Dozens of patients were evacuated from the Yalgado Ouédraogo hospital’s paediatric, infectious disease, respiratory and kidney disease departments. Emergency care services have been relocated to other health centres.

“We were surprised as everyone else [by the storm],” said Lansandé Bagagné, a doctor at the hospital. “We will try to see now what to do to save all [the equipment] that can be saved and we will see for the rest. We have evacuated patients from wards that were flooded.” Hospital staff are researching which other health centres have surgical capacities to take on more patients, the doctor added.

Some patients’ families are not waiting for further evacuation orders. “We are taking him [father] home to wait to see what will happen,” said Adama Coulibaly who told IRIN her father was a renal patient. “We do not know if the building will hold up to protect the patients here. The situation can only get worse,” she said.

Doctors are also agreeing to discharge patients early, the hospital’s communication officer, Sanou Souro, told IRIN. “We have to make do until the situation improves.” She said hospital officials’ priority is to first disinfect the hospital, and then they will finalize the count of patient evacuees.
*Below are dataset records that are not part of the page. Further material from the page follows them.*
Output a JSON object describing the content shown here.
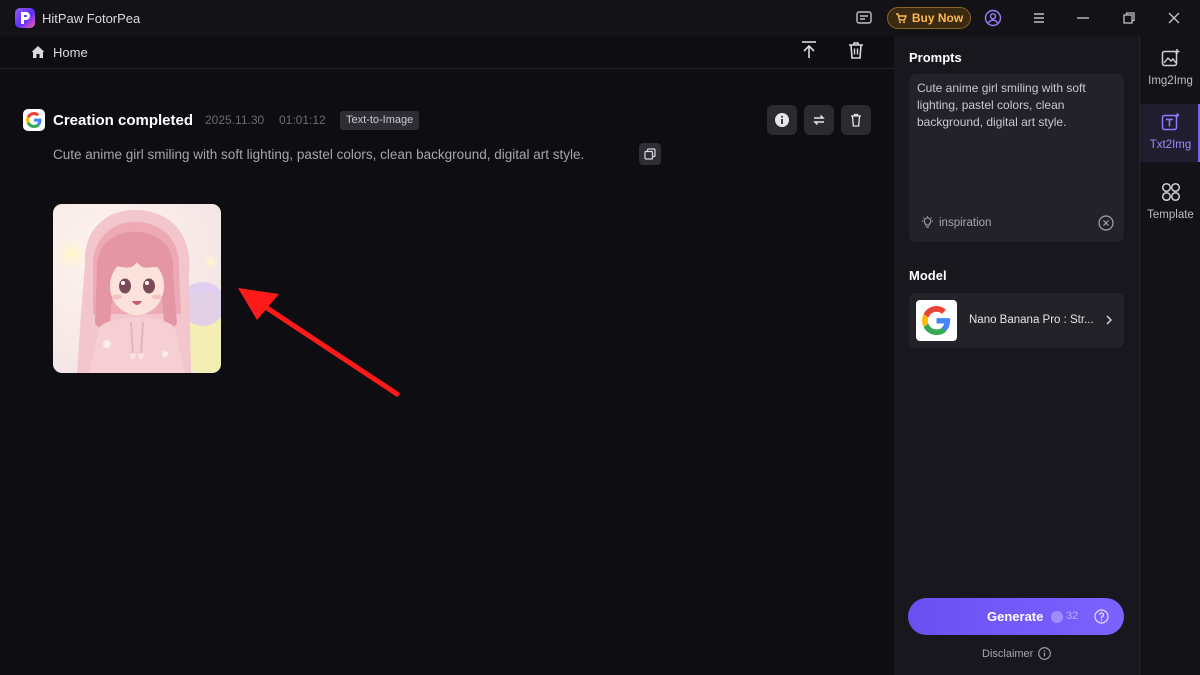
{
  "window": {
    "title": "HitPaw FotorPea",
    "buy_label": "Buy Now"
  },
  "nav": {
    "home_label": "Home"
  },
  "creation": {
    "status": "Creation completed",
    "date": "2025.11.30",
    "time": "01:01:12",
    "tag": "Text-to-Image",
    "prompt": "Cute anime girl smiling with soft lighting, pastel colors, clean background, digital art style."
  },
  "panel": {
    "prompts_heading": "Prompts",
    "prompt_value": "Cute anime girl smiling with soft lighting, pastel colors, clean background, digital art style.",
    "inspiration_label": "inspiration",
    "model_heading": "Model",
    "model_name": "Nano Banana Pro : Str...",
    "generate_label": "Generate",
    "generate_cost": "32",
    "disclaimer_label": "Disclaimer"
  },
  "side_nav": [
    {
      "label": "Img2Img"
    },
    {
      "label": "Txt2Img"
    },
    {
      "label": "Template"
    }
  ],
  "colors": {
    "accent": "#7b63ff",
    "buy": "#ffb84a",
    "background": "#0e0d12",
    "arrow": "#ff1a1a"
  }
}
Photo: Brahima Ouedraogo/ IRIN
Housing remains in Dapoya, one of the hardest hit areas


Schools and churches at 193 sites across Ouagadougou are sheltering 110,000 flood victims, based on a preliminary government count. The actual number of people needing shelter may be 20,000 more because of those who have “refused” to join public shelters, according to the Prime Minister Tertius Zongo. An additional estimated 20,000 have relocated to live with family and neighbours.

“Houses continue to crumble,” said the Minister of Social Welfare, Pascaline Tamini, at noon on national radio. “Measures [we have] taken are [creating] shelter, doing everything necessary to ensure that a level of sanitation, health services and food are in place by this evening.”

In a visit to Yalgado Ouédraogo hospital on 1 September, the prime minister said the country had not seen a storm of similar magnitude since 1919. The country’s head of meteorological services, Didier Ouédraogo, told IRIN that though weather service staff knew of the storm’s approach, “the quantity and intensity was not foreseen.” 

The country has on average 1,200mm of rainfall annually. Within only hours on 1 September, the city was deluged with 300mm, said Ouédraogo.

President Blaise Compaoré has mentioned the possibility of launching an international appeal for disaster relief upon his return to Ouagadougou on the afternoon of 2 September, saying the country faced “an exceptional situation.”